Fred Loya started Loya Insurance Group in 1974 in El Paso, Texas. It began as a single store front office and has since expanded to more than 361 agencies across six states California, Colorado, Illinois, New Mexico, Nevada and Texas.

The Loya Insurance Group agencies are located in multiple types of locations such as shopping centers, grocery stores, street corners, and office buildings. The agencies are in both small and large towns and cities and focus on being in places where the lower income people go on a regular basis.

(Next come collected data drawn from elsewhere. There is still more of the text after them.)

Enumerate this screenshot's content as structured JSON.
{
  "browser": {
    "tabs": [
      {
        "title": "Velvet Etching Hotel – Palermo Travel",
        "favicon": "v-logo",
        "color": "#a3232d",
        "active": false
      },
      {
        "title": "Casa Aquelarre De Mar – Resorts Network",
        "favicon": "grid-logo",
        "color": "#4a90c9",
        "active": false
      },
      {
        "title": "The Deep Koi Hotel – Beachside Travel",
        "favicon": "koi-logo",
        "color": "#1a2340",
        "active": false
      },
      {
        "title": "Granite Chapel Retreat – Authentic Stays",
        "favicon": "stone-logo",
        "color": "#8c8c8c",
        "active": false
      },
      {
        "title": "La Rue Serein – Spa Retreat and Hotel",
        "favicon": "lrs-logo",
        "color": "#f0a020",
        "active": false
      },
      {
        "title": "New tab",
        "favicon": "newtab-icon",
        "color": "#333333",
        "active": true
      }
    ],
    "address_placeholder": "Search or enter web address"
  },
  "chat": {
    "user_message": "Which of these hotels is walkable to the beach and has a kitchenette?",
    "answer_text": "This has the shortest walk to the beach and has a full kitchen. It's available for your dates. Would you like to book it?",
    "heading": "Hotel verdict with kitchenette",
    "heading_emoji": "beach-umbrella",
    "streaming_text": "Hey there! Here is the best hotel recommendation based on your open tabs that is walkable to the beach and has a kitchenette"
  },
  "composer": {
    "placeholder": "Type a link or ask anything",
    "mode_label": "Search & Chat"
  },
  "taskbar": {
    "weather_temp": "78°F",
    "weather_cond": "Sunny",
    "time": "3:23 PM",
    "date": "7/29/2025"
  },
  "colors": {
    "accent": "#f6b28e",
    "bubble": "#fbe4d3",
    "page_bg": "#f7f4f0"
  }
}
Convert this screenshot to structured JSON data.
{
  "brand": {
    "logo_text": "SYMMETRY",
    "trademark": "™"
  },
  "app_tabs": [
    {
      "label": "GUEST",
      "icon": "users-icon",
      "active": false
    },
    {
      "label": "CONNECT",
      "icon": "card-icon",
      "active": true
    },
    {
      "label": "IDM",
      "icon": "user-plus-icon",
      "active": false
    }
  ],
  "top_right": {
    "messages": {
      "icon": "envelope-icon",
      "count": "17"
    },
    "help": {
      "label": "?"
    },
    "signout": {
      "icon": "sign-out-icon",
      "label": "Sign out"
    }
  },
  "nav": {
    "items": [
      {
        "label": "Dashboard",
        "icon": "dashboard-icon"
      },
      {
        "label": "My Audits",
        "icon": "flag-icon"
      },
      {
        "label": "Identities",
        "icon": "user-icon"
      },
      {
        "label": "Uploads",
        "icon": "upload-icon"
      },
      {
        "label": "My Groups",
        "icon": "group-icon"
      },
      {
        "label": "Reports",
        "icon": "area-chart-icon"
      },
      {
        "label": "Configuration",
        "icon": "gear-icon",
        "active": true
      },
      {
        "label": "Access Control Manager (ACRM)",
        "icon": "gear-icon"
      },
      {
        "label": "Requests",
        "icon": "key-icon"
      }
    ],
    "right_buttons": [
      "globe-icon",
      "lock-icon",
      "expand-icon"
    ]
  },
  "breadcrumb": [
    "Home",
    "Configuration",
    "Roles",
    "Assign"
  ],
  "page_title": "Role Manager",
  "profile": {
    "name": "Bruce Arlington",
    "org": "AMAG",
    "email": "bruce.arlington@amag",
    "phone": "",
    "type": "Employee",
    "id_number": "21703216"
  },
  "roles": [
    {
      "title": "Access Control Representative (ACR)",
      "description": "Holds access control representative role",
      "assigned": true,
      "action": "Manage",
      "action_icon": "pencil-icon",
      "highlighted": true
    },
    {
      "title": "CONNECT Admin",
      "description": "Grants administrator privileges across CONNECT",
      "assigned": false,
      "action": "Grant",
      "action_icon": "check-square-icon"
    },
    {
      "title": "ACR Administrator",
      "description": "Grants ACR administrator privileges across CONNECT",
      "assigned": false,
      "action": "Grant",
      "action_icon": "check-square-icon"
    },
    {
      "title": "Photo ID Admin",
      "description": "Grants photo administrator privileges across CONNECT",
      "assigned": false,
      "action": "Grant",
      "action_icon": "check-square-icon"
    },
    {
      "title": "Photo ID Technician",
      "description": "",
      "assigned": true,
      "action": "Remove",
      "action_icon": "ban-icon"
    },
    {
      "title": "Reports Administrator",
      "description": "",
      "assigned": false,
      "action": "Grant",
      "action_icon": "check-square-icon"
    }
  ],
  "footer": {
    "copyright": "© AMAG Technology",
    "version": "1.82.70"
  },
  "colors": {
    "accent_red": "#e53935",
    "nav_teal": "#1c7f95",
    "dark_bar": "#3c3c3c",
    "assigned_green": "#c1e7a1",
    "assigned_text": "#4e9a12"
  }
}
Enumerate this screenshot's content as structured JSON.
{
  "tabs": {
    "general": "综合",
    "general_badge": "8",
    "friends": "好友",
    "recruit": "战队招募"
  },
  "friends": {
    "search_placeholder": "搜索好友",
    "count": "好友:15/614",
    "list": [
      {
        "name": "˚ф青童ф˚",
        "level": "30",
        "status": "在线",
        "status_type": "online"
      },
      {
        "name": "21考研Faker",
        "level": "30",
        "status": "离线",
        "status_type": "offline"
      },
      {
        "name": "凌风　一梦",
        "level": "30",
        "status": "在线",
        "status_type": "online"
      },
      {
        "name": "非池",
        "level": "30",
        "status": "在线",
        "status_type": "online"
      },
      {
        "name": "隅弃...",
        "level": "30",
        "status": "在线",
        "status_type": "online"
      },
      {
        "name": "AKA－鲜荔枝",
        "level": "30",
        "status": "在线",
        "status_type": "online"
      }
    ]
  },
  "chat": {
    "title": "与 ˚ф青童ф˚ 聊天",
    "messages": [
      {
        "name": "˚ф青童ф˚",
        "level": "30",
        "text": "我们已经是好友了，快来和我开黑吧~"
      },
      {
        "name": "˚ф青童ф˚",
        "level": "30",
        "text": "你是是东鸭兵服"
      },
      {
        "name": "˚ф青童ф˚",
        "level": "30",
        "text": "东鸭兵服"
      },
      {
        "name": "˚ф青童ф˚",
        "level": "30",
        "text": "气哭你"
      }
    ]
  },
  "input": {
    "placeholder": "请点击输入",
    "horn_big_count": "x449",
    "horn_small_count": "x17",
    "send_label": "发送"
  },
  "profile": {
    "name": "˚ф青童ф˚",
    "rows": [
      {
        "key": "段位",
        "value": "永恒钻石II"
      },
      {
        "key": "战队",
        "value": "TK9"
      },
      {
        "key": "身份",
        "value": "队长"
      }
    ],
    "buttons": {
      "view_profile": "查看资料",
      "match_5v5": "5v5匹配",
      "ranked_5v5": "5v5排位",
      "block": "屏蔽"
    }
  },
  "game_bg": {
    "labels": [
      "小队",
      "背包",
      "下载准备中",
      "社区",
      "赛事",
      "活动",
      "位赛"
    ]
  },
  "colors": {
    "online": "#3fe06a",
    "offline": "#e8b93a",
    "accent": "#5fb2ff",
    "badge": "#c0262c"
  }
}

=== Small Business Stimulus Campaign ===
Fred Loya Insurance has launched a small business incentive program in which it will choose to grant $5,000 per week for a small business in the El Paso area.

== Locations ==
Some places that the agencies are located include:

- Wal-Mart Supercenters
- Fiesta Marts
- Big 8 Food Source stores
- Liborio Supermarkets
- Fiesta Whole Food
- Superior
- Cardenas
- Northgate Market

== Leadership ==

- Fred Loya Sr. - Chairman Emeritus
- Fred Loya Jr. - Chief Executive Officer
- Flower Loya - President
- Ben Salazar - Chief Operating Officer
- Joe Ramirez - Chief Financial Officer
- Edgar Fiol - Executive Sales Director
- Edgar Meza - Vice President of Claims Department
- George Briones - Director of Information and Technology
- Lana Ruiz - Senior Underwriter
- Leah Williams - Data Analyst

Source:

==Fines and lawsuits==
In 2012 Loya was fined $300,000 for violating state insurance laws in Texas after insurance regulators determined the auto insurance company used false advertising, and did not follow the company's filed criteria for policy discounts to customers.

A proposed class-action lawsuit has been filed against Fred Loya Insurance Agency, and Loya Casualty Insurance Company. In this lawsuit, Plaintiffs contend that Loya did not comply with the requirements under California law for payment of wages. If successful, a class action allows former and current employees to receive back wages that are owed to them.